Audio Transfer Grade: B


Disc Extras

Full Motion menu with music
Scene Access with 28 cues and remote access
Subtitles/Captions in English with remote access
1 Original Trailer(s)
3 Other Trailer(s) featuring Mambo Italiano, Once Upon A Time in The Midlands, Whale Rider
4 Deleted Scenes
1 Alternate Endings
1 Featurette(s)
1 Feature/Episode commentary by director Tim Fywell, screenwriter Heidi Thomas, producer David Parfitt
Packaging: Amaray
Picture Disc
1 Disc
1-Sided disc(s)
Layers: dual

Extras Review: There is an engaging scene-specific audio commentary featuring director Tim Fywell, writer Heidi Thomas and producer David Parfitt. In typical English fashion, there's quite a bit of talk about the weather, with all three transmitting a sense of awestruck wonder whenever a brilliant sunny day appears on screen. Thomas discusses "how to identify sacred moments" of beloved novels and her attempts to remain true to them in the adaptation process, while the guys converse about their conscious decision to steer away from casting big Hollywood stars despite their built-in box office. The trio rails against the film's bogus R rating in the U.S., and can't understand how "non-sexual nudity" could offend. Both Fywell and Parfitt mention that their young children have seen the movie and suffered "no ill-effects."

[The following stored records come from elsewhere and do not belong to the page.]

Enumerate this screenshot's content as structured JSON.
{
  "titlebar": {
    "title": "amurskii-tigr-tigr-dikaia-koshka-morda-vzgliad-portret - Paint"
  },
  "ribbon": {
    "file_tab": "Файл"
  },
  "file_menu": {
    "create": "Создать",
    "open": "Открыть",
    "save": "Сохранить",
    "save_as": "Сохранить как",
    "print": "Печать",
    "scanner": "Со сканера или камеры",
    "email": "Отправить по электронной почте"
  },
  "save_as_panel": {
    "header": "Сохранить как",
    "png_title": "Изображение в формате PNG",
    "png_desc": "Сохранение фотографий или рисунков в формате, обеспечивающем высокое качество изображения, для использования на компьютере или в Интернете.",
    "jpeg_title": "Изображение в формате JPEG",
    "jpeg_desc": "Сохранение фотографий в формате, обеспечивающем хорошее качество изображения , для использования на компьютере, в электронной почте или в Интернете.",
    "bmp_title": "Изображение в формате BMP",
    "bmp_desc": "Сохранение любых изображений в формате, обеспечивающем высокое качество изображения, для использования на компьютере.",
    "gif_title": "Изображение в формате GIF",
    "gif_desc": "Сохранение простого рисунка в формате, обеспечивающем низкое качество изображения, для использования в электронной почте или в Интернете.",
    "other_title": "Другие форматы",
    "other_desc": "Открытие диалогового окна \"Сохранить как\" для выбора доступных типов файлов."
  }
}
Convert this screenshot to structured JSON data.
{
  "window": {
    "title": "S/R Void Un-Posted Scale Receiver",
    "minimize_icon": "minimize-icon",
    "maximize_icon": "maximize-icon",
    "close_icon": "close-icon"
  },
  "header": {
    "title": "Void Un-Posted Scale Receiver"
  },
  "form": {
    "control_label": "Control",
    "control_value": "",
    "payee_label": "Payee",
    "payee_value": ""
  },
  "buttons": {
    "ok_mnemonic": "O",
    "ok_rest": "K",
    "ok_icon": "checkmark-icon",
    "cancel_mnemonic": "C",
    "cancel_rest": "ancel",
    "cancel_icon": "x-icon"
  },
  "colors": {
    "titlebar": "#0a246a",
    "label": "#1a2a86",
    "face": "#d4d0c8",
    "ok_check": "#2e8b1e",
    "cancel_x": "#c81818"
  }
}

Next, a rather bland, choppy interview with actress Romola Garai is peppered with the usual comments about character interpretation and working with fellow actors. Garai is candid about her relative lack of experience before filming began and her initial intimidation, but credits Fywell with helping her to relax and adopt a more spontaneous outlook. She also discusses how she approached her brief nude scene and the comfortable rapport she enjoyed with fellow actor Bill Nighy. The most annoying aspect of the eight-minute piece is the off-camera interviewer, who sounds as if she just inhaled helium before asking each question.

Four deleted scenes and an alternate ending, all strung together and totaling just over four minutes, follow. Most of the cut material slightly beefs up Cassandra's relationship with Neil, adding a rather misleading closeness, while the discarded ending is a bit more optimistic and uplifting. My wife preferred it to the original; I didn't. Unfortunately, Fywell did not record commentary for these scenes, so the reasons for their excision remain a mystery. (The alternate ending is briefly addressed on the main commentary track and all agree the sequence was rightfully cut.)

The film's original trailer (which gives away far too much plot information) and three other previews round out the disc supplements.

Extras Grade: B


Final Comments

I Capture the Castle possesses some of the most striking cinematography in recent memory, but it can't quite overcome the film's slight story and needless eccentricities. The ludicrous R rating will seriously limit its potential audience, but parents shouldn't think twice about sharing this film with the teens in their family. Girls especially will enjoy the romance and appreciate the coming-of-age themes, even if the plot fails them. While I can't recommend I Capture the Castle to all audiences, fans of movie romance and cinematic beauty should surely give Tim Fywell's well-made film a try.